1989 Big Ten Conference baseball tournament
- Teams: 4
- Format: Double-elimination
- Finals site: Ray Fisher Stadium; Ann Arbor, MI;
- Champions: Illinois (1st title)
- Winning coach: Augie Garrido (1st title)
- MVP: Rich Capparelli (Illinois)

= 1989 Big Ten baseball tournament =

The 1989 Big Ten Conference baseball tournament was held at Ray Fisher Stadium on the campus of the University of Michigan in Minneapolis, Minnesota, from May 19 through 20. The top four teams from the regular season participated in the double-elimination tournament, the ninth annual tournament sponsored by the Big Ten Conference to determine the league champion. won their first tournament championship and earned the Big Ten Conference's automatic bid to the 1989 NCAA Division I baseball tournament.
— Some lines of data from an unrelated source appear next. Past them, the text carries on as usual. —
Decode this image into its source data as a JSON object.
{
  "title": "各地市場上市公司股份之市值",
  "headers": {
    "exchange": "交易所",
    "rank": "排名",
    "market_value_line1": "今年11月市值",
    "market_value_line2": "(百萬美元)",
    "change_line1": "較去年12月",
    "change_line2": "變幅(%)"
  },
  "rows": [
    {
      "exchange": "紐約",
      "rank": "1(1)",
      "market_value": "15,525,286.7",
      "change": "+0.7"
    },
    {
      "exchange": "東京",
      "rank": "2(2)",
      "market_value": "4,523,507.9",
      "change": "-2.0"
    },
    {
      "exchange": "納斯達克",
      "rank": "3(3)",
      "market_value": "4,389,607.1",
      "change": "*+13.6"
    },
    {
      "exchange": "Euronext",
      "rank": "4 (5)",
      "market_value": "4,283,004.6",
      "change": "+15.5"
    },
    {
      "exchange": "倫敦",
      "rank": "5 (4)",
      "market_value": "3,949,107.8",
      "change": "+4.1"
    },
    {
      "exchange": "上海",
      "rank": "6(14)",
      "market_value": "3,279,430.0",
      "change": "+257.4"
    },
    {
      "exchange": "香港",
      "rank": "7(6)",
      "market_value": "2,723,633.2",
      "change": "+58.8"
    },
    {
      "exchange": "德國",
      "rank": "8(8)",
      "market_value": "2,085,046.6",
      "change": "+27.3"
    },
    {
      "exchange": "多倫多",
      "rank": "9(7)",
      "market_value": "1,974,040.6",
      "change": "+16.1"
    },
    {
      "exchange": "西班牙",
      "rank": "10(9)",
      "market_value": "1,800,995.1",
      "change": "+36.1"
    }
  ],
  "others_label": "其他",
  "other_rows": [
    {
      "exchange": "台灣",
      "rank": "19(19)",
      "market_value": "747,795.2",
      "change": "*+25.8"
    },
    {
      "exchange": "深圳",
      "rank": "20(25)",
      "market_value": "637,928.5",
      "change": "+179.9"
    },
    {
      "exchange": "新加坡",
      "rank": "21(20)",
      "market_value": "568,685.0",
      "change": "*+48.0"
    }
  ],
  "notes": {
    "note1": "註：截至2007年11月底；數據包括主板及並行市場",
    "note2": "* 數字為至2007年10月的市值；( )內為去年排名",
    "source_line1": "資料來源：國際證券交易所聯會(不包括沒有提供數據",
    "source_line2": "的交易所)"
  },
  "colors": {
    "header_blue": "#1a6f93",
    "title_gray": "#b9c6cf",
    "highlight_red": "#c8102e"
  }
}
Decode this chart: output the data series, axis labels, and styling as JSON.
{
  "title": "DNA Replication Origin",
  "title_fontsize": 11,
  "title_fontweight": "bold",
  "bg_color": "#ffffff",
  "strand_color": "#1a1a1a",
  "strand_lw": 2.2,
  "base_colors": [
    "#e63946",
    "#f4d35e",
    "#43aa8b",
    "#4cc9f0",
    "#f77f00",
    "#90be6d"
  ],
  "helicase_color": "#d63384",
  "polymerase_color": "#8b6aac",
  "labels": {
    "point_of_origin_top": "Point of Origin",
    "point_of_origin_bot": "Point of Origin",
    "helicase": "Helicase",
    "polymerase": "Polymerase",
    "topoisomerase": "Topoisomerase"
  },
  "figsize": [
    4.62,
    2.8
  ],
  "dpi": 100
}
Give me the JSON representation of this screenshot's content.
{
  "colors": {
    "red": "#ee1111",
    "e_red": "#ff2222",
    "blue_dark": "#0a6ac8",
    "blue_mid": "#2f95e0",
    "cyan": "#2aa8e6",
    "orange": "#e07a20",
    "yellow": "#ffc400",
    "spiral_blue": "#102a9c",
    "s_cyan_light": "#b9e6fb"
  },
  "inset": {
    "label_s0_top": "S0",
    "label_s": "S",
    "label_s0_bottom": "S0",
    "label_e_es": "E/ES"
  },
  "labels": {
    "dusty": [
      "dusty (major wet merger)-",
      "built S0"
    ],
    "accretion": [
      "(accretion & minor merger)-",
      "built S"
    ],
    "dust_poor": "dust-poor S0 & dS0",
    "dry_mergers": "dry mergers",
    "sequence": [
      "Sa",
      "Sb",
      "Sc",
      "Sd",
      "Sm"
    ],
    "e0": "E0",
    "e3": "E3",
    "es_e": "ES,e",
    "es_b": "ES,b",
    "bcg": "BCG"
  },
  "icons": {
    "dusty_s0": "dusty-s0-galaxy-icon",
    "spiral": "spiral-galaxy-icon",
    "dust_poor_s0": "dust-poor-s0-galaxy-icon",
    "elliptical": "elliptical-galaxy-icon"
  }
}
Illinois was the first team other than Michigan and Minnesota to win the event.

== Format and seeding ==
The 1989 tournament was a 4-team double-elimination tournament, with seeds determined by conference regular season winning percentage only. Iowa claimed the second seed by tiebreaker over Illinois

| Team | W | L | PCT | GB | Seed |
|---|---|---|---|---|---|
| Michigan | 21 | 6 | .778 | – | 1 |
| Iowa | 17 | 11 | .607 | 4.5 | 2 |
| Illinois | 17 | 11 | .607 | 4.5 | 3 |
| Ohio State | 16 | 12 | .571 | 5.5 | 4 |
| Minnesota | 15 | 12 | .556 | 6 | – |
| Northwestern | 15 | 13 | .536 | 6.5 | – |
| Michigan State | 13 | 15 | .464 | 7.5 | – |
| Purdue | 11 | 17 | .393 | 10.5 | – |
| Wisconsin | 9 | 19 | .321 | 12.5 | – |
| Indiana | 5 | 23 | .179 | 16.5 | – |

== All-Tournament Team ==
The following players were named to the All-Tournament Team.

| Pos | Name | School |
|---|---|---|
| P | Rich Capparelli | Illinois |
| P | Russell Brock | Michigan |
| C | Mark Dalesandro | Illinois |
| 1B | Tom Eiterman | Ohio State |
| 2B | Wil Parsons | Illinois |
| SS | Bob Christensen | Illinois |
| OF | Don Cuchran | Illinois |
| OF | Sean Mulligan | Illinois |
| OF | Jim Durham | Michigan |
| DH | Kourtney Thompson | Michigan |

=== Most Outstanding Player ===
Rich Capparelli was named Most Outstanding Player. Capparelli was a pitcher for Illinois.